More than two decades after her high-priced service was shut down, police are cracking down on a new generation of Manhattan madams who allegedly became wealthy by running prostitution rings for big spenders. And like Mayflower Madam Sydney Biddle Barrows, one of them wonders what all the fuss is about.

“It’s the oldest game in town,” Julie Moya said before surrendering to a vice squad late last month. “We don’t hurt anyone. We just offer pleasure.”

Also last month, Jason Itzler, 27, a New Jersey law school graduate, was arrested at a swank Manhattan hotel and charged with making a fortune by selling sex. In December, Jennifer Paulino, 44, was accused of raking in millions of dollars through pricey prostitutes.

Prostitution “has become the crime du jour,” said Moya’s attorney, Dan Ollen.

“There’s a tremendous amount of money involved,” said Inspector James P. O’Neill, head of the New York Police Department’s vice enforcement division.

Paulino allegedly made $2.5 million over five years — enough to afford a condominium in a Donald Trump high-rise on the Upper East Side and a vacation home in Miami. She and other defendants kept records with names of rich customers willing to pay up to $2,500 an hour for prostitutes who could pass for lingerie models, police said.

Although escort services can operate for years without attracting attention from law enforcement, some operations have been exposed after annoying neighbors, not paying taxes, dealing drugs and, in Moya’s case, allegedly employing underage girls.

Investigators say Moya, the madam of an escort service known as Julie’s of New York City, provided a 15-year-old prostitute with fake identification and told her she “had to be a thoroughbred,” which meant having unprotected sex and doing drugs with johns, said prosecutor Matthew Brassiur. He said Moya made $3 million to $6 million a year while telling people she ran a catering business.

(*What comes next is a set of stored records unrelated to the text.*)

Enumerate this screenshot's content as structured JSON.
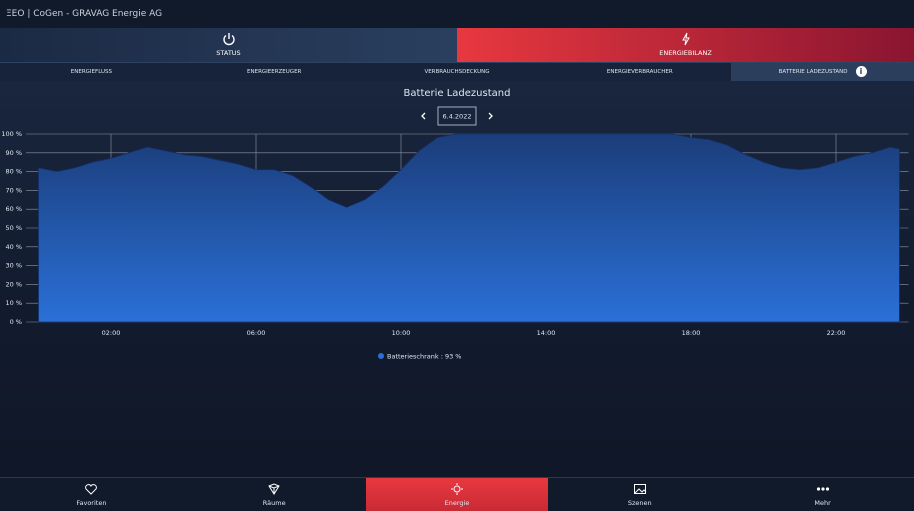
{
  "header": {
    "title": "ΞEO | CoGen - GRAVAG Energie AG"
  },
  "tabs": [
    "STATUS",
    "ENERGIEBILANZ"
  ],
  "subtabs": [
    "ENERGIEFLUSS",
    "ENERGIEERZEUGER",
    "VERBRAUCHSDECKUNG",
    "ENERGIEVERBRAUCHER",
    "BATTERIE LADEZUSTAND"
  ],
  "date": "6.4.2022",
  "chart_data": {
    "type": "area",
    "title": "Batterie Ladezustand",
    "x": [
      0,
      0.5,
      1,
      1.5,
      2,
      2.5,
      3,
      3.5,
      4,
      4.5,
      5,
      5.5,
      6,
      6.5,
      7,
      7.5,
      8,
      8.5,
      9,
      9.5,
      10,
      10.5,
      11,
      11.5,
      12,
      12.5,
      13,
      13.5,
      14,
      14.5,
      15,
      15.5,
      16,
      16.5,
      17,
      17.5,
      18,
      18.5,
      19,
      19.5,
      20,
      20.5,
      21,
      21.5,
      22,
      22.5,
      23,
      23.5,
      23.75
    ],
    "series": [
      {
        "name": "Batterieschrank : 93 %",
        "color": "#2a6fd6",
        "values": [
          82,
          80,
          82,
          85,
          87,
          90,
          93,
          91,
          89,
          88,
          86,
          84,
          81,
          81,
          78,
          72,
          65,
          61,
          65,
          72,
          81,
          91,
          98,
          100,
          100,
          100,
          100,
          100,
          100,
          100,
          100,
          100,
          100,
          100,
          100,
          100,
          98,
          97,
          94,
          89,
          85,
          82,
          81,
          82,
          85,
          88,
          90,
          93,
          92
        ]
      }
    ],
    "xlim": [
      0,
      24
    ],
    "xticks": [
      {
        "value": 2,
        "label": "02:00"
      },
      {
        "value": 6,
        "label": "06:00"
      },
      {
        "value": 10,
        "label": "10:00"
      },
      {
        "value": 14,
        "label": "14:00"
      },
      {
        "value": 18,
        "label": "18:00"
      },
      {
        "value": 22,
        "label": "22:00"
      }
    ],
    "ylim": [
      0,
      100
    ],
    "yticks": [
      {
        "value": 0,
        "label": "0 %"
      },
      {
        "value": 10,
        "label": "10 %"
      },
      {
        "value": 20,
        "label": "20 %"
      },
      {
        "value": 30,
        "label": "30 %"
      },
      {
        "value": 40,
        "label": "40 %"
      },
      {
        "value": 50,
        "label": "50 %"
      },
      {
        "value": 60,
        "label": "60 %"
      },
      {
        "value": 70,
        "label": "70 %"
      },
      {
        "value": 80,
        "label": "80 %"
      },
      {
        "value": 90,
        "label": "90 %"
      },
      {
        "value": 100,
        "label": "100 %"
      }
    ],
    "grid": true
  },
  "nav": [
    "Favoriten",
    "Räume",
    "Energie",
    "Szenen",
    "Mehr"
  ]
}
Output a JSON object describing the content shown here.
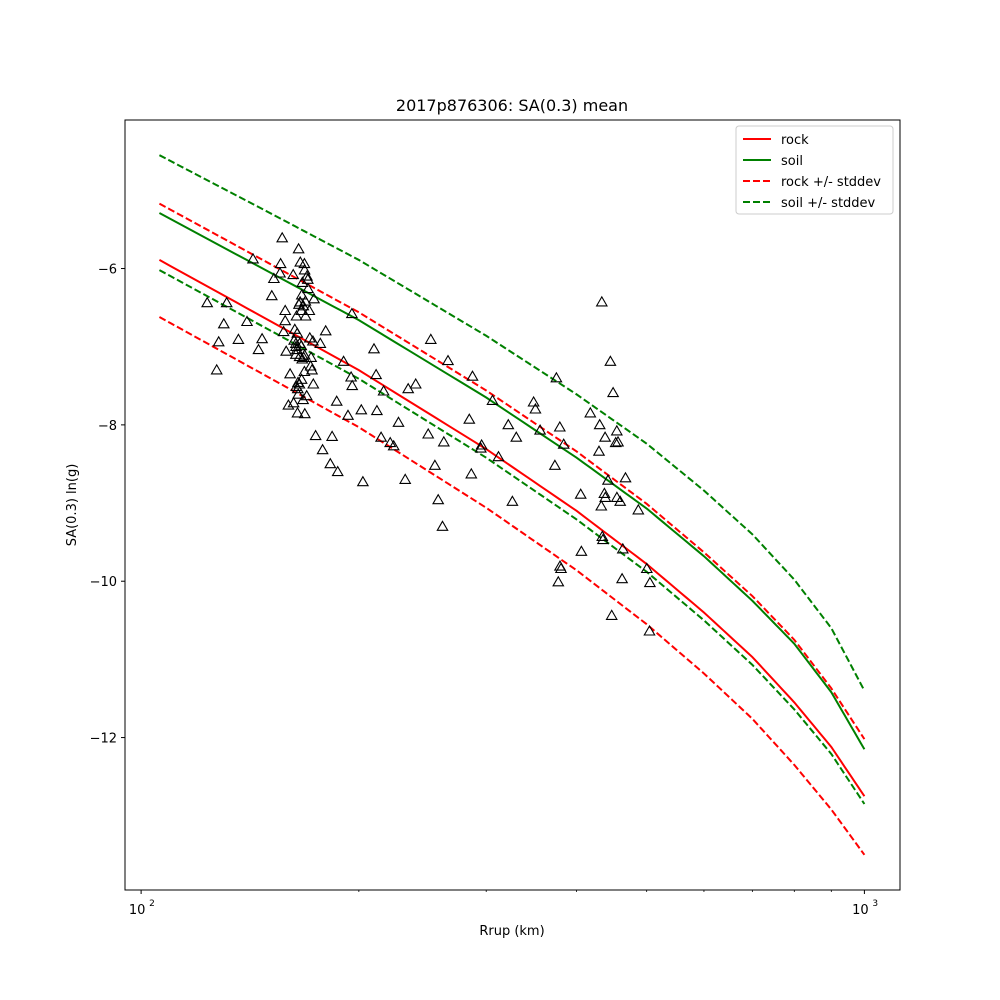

“I’m sure she wasn’t referring to food,” he said.

Moya faces up to 15 years in prison; Paulino could get 25 if convicted of both prostitution and money-laundering charges. Itzler also faces up to 25 years.

Barrows — a descendant of an original Plymouth Bay colonist who was dubbed the Mayflower Madam by the tabloids — ran her brothel like a respectable business, police said at the time. Her call girls were sent to carefully screened clients in apartments and hotel rooms by operators manning a phone bank in her Upper West Side town house; some even carried charge slips and credit-card machines.

Her business acumen was undone by wire taps and other surveillance. “Never say anything on the phone that you wouldn’t want your mother to hear at trial,” she said.

Barrows pleaded guilty to promoting prostitution, paid a $5,000 fine and wrote an unrepentant memoir.